Two local lawsuits provide the clearest picture yet of the forces that led the Tampa company to shut down, resulting in the loss of some 500 jobs. Documents detail a years-long legal battle among three business partners, a penchant for paying large executive salaries and bonuses, and a struggle against mounting debt.
Another factor: ego. At one point, two of the founders dared their partner to sue them, telling him the company was making so much money it wouldn’t matter. When the partner called their bluff, his lawsuit ended up being a decisive blow that helped put Laser Spine in the grave.
That case came to a head June 30, when a judge in Hillsborough County Circuit Court awarded Joe Samuel Bailey $260 million in damages, capping what had been a 13-year battle between Bailey and Laser Spine founders, Dr. James St. Louis and Dr. Michael Perry.

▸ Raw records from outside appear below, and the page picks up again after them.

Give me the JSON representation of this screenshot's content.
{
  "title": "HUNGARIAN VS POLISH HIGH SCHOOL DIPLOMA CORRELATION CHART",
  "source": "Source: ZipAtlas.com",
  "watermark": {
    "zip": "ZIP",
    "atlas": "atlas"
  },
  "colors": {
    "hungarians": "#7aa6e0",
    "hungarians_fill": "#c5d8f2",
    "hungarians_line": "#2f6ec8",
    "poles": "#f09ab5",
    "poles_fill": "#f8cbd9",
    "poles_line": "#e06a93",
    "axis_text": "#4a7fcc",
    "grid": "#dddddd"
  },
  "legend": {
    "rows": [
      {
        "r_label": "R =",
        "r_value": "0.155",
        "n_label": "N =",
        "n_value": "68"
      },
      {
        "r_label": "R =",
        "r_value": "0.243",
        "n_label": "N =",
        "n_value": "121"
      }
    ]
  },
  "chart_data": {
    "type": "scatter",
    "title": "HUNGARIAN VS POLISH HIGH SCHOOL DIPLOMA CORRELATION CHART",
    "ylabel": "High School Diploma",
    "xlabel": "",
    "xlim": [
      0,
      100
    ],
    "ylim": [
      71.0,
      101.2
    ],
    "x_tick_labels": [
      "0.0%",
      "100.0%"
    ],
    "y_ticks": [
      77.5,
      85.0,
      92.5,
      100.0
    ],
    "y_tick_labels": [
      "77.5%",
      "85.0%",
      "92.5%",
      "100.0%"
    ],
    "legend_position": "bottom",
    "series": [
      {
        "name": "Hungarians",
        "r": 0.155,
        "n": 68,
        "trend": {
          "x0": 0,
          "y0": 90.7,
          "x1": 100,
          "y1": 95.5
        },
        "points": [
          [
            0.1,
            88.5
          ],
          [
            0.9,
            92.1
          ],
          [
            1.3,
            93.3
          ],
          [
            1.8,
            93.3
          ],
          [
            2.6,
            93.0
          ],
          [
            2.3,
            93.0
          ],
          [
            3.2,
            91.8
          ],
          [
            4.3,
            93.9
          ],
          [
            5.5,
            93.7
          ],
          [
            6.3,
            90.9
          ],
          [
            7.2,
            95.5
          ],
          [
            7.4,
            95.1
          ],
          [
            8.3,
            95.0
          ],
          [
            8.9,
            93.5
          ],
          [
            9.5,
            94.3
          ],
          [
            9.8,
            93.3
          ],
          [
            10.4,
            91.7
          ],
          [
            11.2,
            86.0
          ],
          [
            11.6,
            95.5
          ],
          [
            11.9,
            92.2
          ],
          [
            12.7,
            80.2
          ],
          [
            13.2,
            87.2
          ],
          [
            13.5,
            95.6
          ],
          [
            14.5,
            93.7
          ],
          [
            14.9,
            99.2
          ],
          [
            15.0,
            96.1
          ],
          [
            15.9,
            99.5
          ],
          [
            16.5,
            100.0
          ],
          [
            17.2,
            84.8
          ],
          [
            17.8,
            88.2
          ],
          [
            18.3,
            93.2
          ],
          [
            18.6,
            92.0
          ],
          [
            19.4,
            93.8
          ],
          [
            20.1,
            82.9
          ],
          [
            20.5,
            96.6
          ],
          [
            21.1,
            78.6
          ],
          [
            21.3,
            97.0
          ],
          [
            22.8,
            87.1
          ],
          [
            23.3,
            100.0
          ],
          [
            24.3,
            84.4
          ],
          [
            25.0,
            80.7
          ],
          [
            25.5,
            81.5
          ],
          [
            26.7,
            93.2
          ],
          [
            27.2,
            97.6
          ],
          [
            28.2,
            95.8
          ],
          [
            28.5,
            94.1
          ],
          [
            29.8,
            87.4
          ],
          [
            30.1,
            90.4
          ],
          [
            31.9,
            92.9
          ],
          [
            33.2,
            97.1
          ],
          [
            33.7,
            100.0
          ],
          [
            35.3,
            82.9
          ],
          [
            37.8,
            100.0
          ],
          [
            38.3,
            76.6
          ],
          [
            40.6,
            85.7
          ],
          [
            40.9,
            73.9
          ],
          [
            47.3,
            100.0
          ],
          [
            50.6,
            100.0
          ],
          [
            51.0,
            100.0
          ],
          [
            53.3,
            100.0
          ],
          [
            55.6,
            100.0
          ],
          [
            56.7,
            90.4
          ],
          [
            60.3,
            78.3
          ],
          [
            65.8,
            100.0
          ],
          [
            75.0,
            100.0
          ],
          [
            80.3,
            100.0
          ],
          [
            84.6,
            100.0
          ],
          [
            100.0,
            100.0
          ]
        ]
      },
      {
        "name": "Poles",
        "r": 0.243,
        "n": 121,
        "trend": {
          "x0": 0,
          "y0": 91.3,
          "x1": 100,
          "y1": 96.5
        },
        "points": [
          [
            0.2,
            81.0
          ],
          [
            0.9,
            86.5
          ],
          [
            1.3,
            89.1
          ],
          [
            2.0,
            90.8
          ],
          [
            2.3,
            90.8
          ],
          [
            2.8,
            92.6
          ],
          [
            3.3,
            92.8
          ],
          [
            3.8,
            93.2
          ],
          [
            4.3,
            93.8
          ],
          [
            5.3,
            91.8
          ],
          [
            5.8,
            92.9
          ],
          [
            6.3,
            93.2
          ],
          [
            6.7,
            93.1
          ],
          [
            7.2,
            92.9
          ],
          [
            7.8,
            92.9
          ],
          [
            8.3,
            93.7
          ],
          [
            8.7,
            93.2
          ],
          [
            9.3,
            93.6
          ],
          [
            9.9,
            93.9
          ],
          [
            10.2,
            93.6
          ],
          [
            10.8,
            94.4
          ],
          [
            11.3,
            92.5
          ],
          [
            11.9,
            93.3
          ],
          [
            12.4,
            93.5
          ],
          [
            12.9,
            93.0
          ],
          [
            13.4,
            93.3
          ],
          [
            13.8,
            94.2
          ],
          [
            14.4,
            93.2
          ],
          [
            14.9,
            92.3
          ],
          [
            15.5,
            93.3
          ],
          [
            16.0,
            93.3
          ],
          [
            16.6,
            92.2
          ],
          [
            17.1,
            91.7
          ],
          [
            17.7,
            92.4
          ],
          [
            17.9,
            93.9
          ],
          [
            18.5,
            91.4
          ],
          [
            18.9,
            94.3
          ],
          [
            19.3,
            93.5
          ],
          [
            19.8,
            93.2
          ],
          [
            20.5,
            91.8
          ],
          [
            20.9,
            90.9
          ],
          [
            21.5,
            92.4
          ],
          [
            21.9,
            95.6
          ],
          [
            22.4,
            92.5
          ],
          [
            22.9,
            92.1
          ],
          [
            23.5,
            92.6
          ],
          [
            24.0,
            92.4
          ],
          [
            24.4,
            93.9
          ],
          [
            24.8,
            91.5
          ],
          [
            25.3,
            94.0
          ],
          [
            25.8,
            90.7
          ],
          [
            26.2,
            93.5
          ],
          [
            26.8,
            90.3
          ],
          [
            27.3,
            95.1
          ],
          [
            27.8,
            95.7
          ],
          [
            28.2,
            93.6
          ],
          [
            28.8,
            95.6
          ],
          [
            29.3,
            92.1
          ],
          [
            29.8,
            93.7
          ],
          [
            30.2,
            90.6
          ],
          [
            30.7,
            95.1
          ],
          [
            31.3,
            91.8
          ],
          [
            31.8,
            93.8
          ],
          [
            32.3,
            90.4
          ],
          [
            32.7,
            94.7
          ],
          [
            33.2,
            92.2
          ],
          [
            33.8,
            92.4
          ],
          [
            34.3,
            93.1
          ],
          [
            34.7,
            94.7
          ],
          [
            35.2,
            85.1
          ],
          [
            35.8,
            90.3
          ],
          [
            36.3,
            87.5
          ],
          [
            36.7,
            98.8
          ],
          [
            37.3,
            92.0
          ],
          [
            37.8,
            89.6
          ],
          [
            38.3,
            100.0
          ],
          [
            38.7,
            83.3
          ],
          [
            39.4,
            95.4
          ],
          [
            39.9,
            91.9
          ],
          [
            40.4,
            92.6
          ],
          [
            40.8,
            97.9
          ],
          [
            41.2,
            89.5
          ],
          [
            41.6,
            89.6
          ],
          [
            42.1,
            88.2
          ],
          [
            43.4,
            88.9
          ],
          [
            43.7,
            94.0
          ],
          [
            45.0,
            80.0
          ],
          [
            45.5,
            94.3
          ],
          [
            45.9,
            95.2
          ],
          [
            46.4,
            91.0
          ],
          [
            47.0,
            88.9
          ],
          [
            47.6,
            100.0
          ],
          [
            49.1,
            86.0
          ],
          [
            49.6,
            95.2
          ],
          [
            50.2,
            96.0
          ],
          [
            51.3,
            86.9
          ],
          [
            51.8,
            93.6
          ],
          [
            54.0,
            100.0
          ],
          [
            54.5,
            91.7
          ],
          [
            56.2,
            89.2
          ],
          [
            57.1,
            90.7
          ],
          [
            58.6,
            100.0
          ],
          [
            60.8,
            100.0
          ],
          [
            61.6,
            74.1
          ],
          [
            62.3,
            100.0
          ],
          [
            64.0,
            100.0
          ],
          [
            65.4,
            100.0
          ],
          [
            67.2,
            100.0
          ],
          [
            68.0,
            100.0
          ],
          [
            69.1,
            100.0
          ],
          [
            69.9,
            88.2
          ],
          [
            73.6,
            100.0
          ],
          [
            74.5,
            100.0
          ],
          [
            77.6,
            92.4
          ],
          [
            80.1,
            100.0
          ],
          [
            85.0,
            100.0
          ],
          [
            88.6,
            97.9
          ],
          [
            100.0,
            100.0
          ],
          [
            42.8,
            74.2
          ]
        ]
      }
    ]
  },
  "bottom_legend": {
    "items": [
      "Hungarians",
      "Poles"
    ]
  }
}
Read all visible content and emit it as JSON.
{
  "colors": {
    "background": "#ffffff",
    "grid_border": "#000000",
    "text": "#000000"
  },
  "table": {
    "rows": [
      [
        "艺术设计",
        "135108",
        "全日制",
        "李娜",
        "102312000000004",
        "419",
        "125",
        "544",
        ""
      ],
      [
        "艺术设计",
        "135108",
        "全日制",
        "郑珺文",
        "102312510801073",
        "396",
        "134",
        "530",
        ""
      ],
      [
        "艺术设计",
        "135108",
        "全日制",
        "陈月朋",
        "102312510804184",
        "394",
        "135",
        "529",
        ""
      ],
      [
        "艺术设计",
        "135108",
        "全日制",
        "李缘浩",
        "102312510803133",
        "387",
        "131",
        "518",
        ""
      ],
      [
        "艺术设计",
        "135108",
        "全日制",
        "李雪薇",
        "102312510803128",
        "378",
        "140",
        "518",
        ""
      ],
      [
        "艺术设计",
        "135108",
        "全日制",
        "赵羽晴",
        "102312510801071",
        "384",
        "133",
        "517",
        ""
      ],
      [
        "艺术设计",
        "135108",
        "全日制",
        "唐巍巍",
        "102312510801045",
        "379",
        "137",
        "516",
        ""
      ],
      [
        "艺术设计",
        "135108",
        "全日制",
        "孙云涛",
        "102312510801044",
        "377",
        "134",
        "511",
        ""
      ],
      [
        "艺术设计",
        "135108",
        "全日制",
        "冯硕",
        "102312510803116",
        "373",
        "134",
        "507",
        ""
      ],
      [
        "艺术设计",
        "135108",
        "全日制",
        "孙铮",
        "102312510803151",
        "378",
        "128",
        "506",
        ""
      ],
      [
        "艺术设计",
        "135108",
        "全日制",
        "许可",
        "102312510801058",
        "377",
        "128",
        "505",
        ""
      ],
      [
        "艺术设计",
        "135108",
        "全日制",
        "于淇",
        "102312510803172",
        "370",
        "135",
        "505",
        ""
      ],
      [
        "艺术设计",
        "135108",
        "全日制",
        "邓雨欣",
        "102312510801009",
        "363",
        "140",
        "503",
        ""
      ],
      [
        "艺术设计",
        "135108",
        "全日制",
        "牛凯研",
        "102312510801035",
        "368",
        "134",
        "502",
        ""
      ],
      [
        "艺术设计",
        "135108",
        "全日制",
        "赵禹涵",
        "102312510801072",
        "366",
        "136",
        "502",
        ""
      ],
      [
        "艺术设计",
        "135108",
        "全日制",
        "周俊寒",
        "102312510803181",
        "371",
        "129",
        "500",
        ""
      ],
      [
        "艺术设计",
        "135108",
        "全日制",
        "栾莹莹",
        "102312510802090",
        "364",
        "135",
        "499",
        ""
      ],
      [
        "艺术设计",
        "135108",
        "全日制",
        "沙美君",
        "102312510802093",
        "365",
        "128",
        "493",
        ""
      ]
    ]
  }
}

Bailey accused them of breach of fiduciary duty, defamation, slander, violation of the Florida Deceptive and Unfair Trade Practices Act, conspiracy and tortious interference.
Following two long bench trials and appeals, he now assumes a majority share in the remains of Laser Spine, which is undergoing an insolvency process. Similar to a federal bankruptcy filing, the process assesses all equipment and other materials Laser Spine owned or controlled and decides what is valuable enough to sell.